The West is struggling to gain supply over the next few years and some of these undiscovered gems with the crucial heavy rare earths will not last long at these price levels. Molycorp (MCP) better move fast to gain heavy rare earth assets before investors realize that their Mountain Pass deposit does not contain the critical heavy rare earths. Just having the light rare earths will not be enough. Goldman Sachs (GS) recently revealed that there may be a surplus of the light rare earths. Investors must remember that not all rare earth mines are created equal.
Companies in the rare earth sector are advancing rapidly in developing projects all over the world and have moved rapidly to fast track key assets. Governor Parnell has supported Ucore's (UURAF.PK) Bokan Deposit and has sent a letter to President Obama on how Alaska's rare earth deposits could be a key component of developing a rare earth supply chain outside China. Another prominent miner is Lynas Corporation (LYSCF) as Australian entity in whom Japanese(EWJ) interests have taken large positions. They announced the establishment of a proposed production plant in Malaysia. They insist they are still on target for commencing production by September 2011. Malaysian environmentalists are protesting this. They remember being badly burned by Mitsubishi of Japan who left Malaysia holding a radioactive bag after producing rare earths. The environmentalists in Malaysia are very careful this time. The Lynas management is assembling a panel of experts from all over the world to calm Malaysian fears and at the same time prevent any unfortunate reoccurrence. Lynas welcomes the one month review to ensure the project is safe and presents no danger to the workers. Lynas also hopes to have its Australia Mt. Weld project up and running. Japan (EWJ) so desperate to obtain product for their high tech industries on which their economic survival is based, has bankrolled the building of this project. Lynas is hoping to transport this ore from Australia to Malaysia for processing. This contract was signed by both sides in September 2008.
Little noticed is the acquisition by Lynas of a large rare earth deposit in Malawi, Africa. They have the approval of the Malawi Government to commence development of this major project. Interestingly, the deposit has extremely low natural radiation levels unusual for a Rare Earth Deposit.
Lynas(LYSCF.PK) appears to be reaching extremely oversold levels and long term support. This is an area in which we have seen major reversals higher. I am confident about the progress of this facility in Malaysia and believe Lynas will truly be the first miner to the market outside China. Lynas is on sale and should hit our short term target.

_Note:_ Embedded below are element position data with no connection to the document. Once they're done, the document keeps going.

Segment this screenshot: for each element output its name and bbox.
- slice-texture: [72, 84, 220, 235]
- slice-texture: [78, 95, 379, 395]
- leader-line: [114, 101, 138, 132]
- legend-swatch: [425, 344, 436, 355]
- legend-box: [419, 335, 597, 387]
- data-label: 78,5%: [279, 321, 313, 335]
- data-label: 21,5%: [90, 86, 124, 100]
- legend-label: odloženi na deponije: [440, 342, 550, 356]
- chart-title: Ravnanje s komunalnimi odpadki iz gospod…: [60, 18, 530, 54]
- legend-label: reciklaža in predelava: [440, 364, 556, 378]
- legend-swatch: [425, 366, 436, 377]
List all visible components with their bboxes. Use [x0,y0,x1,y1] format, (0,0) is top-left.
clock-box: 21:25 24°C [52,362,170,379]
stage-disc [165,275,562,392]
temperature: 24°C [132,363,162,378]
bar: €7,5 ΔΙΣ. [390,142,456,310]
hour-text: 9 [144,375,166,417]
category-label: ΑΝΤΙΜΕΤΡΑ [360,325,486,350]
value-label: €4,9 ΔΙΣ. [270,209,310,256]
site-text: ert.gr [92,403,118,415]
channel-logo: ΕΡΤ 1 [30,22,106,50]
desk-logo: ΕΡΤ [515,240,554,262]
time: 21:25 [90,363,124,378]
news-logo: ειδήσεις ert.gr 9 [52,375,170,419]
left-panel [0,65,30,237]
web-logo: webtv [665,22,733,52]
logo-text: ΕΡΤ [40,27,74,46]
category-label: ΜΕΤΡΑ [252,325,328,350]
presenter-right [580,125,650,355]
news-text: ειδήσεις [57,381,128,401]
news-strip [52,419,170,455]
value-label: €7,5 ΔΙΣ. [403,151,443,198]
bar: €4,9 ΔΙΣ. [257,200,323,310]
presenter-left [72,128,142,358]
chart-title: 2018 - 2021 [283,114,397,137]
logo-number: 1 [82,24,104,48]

In conclusion, the rare earth supply constraint continues to elevate Rare Earth Prices sharply both inside and outside China. Investors will not be asking for much longer why aren't rare earth mining stocks going in tandem with rare earth prices. I believe we will see major gains in the second half of 2011 in these stocks and a large amount of strategic acquisitions by end users. Investors may be looking at this pullback in rare earth miners in retrospect as an excellent buying opportunity.